The New Orleans Saints are operating with a bottom-feeder roster that offers virtually no foundation for competitive football. Of the 39 players on the active roster, only 29 earned grades, and that cohort breaks down into a deeply concerning distribution: zero elite-tier players, just five starters, eight rotation-level contributors, and sixteen depth pieces—a top-heavy concentration at the bottom that betrays chronic talent scarcity across the board. The linebacker room represents the only identifiable strength, a narrow bright spot in an otherwise barren landscape. The quarterback position is an outright disaster, serving as the single greatest liability and the primary reason this roster cannot function at a professional level. With the Saints sitting at 6-11 and firmly out of playoff contention, and with no meaningful defensive or offensive tier data to suggest either side is carrying the load, this is a rebuild-from-the-ground-up scenario: no elite talent, no proven starters beyond a handful, and not enough depth continuity to weather injuries or execute a coherent game plan. The path forward demands multiple offseasons of acquisition and development before this franchise can realistically field a competitive team.
New Orleans Saints ranks 17th of 32 graded teams by Contract Value Index. That slots them between the Minnesota Vikings (B) just ahead and the Los Angeles Rams (C+) just behind.
Graded higher
Minnesota VikingsBLas Vegas RaidersBChicago BearsBGraded lower
Los Angeles RamsC+# New Orleans Saints: Offseason Sentiment Analysis The New Orleans fanbase is in a dark place right now, and frankly, the front office's offseason moves have done little to inspire confidence heading into a critical rebuild window. Of the 28 total transactions this offseason, only 10 drew positive reactions from fans and media, while 11 landed in mixed territory and 7 drew outright criticism — a ratio that tells you the market is far more skeptical than encouraged.

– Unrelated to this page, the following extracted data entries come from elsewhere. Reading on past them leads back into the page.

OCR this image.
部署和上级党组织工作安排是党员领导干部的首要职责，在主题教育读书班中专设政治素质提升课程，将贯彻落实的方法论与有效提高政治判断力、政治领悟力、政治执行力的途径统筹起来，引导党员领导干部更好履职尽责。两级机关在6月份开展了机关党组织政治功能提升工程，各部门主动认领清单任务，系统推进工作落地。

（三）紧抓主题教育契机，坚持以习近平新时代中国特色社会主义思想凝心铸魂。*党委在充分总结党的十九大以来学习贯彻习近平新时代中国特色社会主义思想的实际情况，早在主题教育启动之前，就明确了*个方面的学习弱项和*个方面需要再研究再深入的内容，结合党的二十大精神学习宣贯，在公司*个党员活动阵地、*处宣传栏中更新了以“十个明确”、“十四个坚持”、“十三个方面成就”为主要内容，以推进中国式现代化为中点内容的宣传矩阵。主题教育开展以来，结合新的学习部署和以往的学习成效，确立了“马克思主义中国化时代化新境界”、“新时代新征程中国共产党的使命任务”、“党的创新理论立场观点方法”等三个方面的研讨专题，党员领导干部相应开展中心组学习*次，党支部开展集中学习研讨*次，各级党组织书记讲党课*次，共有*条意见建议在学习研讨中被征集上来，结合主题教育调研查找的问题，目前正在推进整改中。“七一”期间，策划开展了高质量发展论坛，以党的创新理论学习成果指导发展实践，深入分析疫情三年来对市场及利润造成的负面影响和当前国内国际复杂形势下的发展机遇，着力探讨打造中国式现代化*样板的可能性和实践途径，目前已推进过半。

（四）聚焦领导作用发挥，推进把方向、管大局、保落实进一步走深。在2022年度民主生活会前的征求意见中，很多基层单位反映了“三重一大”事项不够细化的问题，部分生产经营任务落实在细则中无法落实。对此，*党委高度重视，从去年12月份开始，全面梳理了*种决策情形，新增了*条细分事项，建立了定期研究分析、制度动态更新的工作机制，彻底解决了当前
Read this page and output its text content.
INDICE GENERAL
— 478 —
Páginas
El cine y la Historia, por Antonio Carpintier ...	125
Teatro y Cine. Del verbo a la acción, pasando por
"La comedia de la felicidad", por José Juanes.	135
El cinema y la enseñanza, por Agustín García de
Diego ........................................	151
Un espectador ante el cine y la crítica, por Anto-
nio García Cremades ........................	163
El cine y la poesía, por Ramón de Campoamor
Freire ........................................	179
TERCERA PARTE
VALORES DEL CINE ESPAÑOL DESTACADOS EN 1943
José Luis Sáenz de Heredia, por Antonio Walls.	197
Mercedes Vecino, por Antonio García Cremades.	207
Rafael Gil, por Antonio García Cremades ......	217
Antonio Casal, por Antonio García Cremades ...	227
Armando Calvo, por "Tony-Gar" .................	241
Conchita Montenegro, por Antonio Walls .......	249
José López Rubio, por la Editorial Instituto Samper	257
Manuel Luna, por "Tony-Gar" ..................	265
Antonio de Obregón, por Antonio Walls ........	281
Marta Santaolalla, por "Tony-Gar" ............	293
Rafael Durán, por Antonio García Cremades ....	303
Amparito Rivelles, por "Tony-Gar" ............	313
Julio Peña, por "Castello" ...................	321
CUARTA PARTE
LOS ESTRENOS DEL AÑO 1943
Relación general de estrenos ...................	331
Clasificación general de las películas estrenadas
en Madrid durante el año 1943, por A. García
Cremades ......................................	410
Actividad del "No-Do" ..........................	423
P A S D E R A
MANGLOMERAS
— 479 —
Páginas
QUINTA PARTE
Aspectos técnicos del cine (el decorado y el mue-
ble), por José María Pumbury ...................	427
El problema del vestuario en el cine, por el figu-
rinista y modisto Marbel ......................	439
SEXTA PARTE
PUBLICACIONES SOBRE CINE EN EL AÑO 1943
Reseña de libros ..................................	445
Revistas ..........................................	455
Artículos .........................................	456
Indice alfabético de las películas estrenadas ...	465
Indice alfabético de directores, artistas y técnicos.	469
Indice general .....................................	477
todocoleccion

The bright spot was Nick Saldiveri's addition, which earned an A+ grade and represented a rare consensus win, but that single home-run move cannot offset the broader narrative of organizational uncertainty. By contrast, the Jeremiah McClendon decision tanked to an F grade, becoming a lightning rod for frustration and symbolizing what many perceive as questionable roster-building priorities. With the team sitting at 6-11 and already out of playoff contention in the South, the prevailing sentiment is one of resigned frustration rather than hopeful patience — fans are waiting to see if the front office has a coherent vision, not betting that it does. Until the Saints demonstrate sustained discipline in the draft and free agency, the skepticism will persist.
Peers ranked by Contract Value Index grade among players at the same position. Tap any name for their full profile.